The subject property shall be served by the municipal sewer or an on-site waste disposal system that conforms to the State Sanitary Code as determined by the Health Department;
b. 
A deed restriction, covenant or other suitable instrument, acceptable to and enforceable by the Town, shall be recorded with the land records. This instrument shall restrict the leasing of any dwelling unit(s) allowed by this special permit, beyond the units allowed by right in the particular zoning district, to households with an income 80% or less of the Barnstable County median income as determined by the most recent federal census or other method acceptable to the Zoning Board of Appeals and further at a gross annual rent not to exceed 30% of the median income herein described. The property owner shall provide to the Zoning.

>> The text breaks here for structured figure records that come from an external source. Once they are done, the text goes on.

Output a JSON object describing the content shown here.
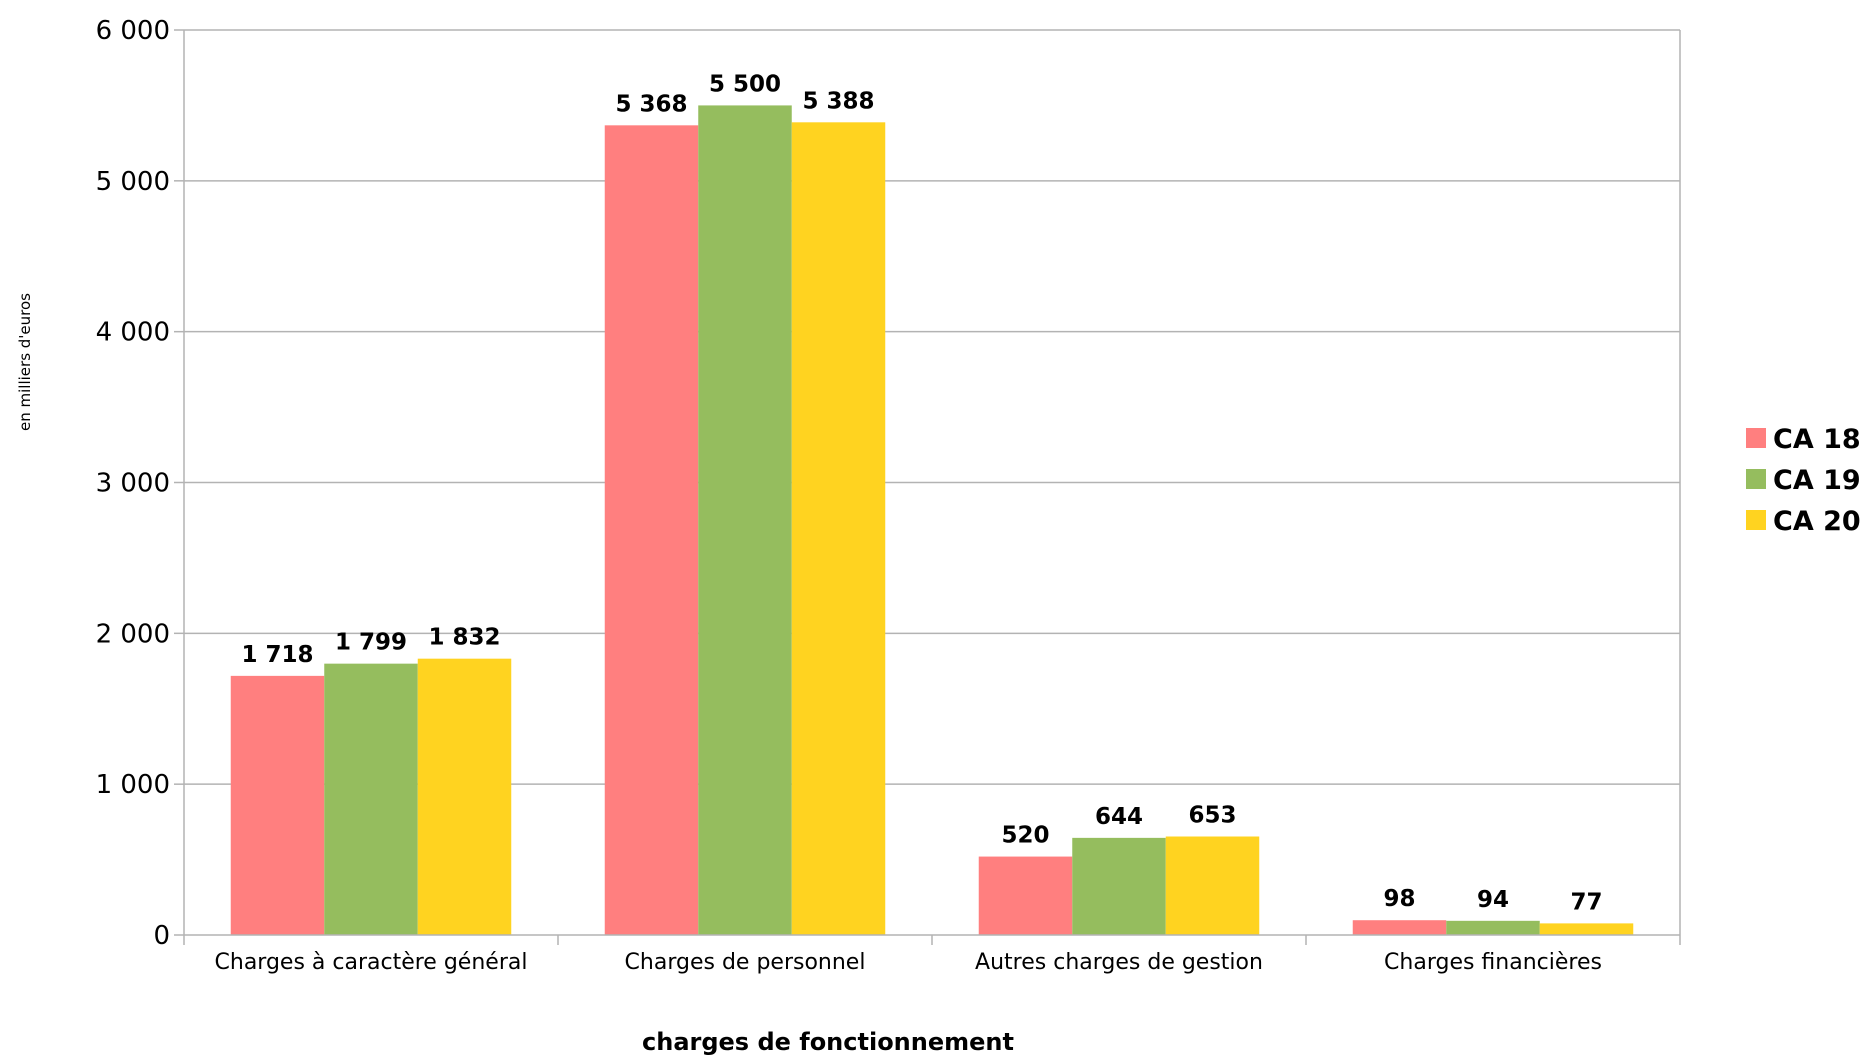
{
  "chart_data": {
    "type": "bar",
    "categories": [
      "Charges à caractère général",
      "Charges de personnel",
      "Autres charges de gestion",
      "Charges financières"
    ],
    "series": [
      {
        "name": "CA 18",
        "color": "#ff7f7f",
        "values": [
          1718,
          5368,
          520,
          98
        ],
        "labels": [
          "1 718",
          "5 368",
          "520",
          "98"
        ]
      },
      {
        "name": "CA 19",
        "color": "#95bd5e",
        "values": [
          1799,
          5500,
          644,
          94
        ],
        "labels": [
          "1 799",
          "5 500",
          "644",
          "94"
        ]
      },
      {
        "name": "CA 20",
        "color": "#ffd320",
        "values": [
          1832,
          5388,
          653,
          77
        ],
        "labels": [
          "1 832",
          "5 388",
          "653",
          "77"
        ]
      }
    ],
    "xlabel": "charges de fonctionnement",
    "ylabel": "en milliers d'euros",
    "ylim": [
      0,
      6000
    ],
    "yticks": [
      0,
      1000,
      2000,
      3000,
      4000,
      5000,
      6000
    ],
    "ytick_labels": [
      "0",
      "1 000",
      "2 000",
      "3 000",
      "4 000",
      "5 000",
      "6 000"
    ],
    "grid": true,
    "legend": "right"
  }
}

Board of Appeals documentation that certifies the income level and rent paid by the tenant on a yearly basis;
c. 
The number of units allowed by this special permit may not exceed those in existence for at least 20 years without a lapse of two years or more, and no subsequent modification of the special permit shall allow additional units or conversion to a nonresidential use; and
d. 
No special permit granted under this section may be used for commercial accommodations or summer rentals.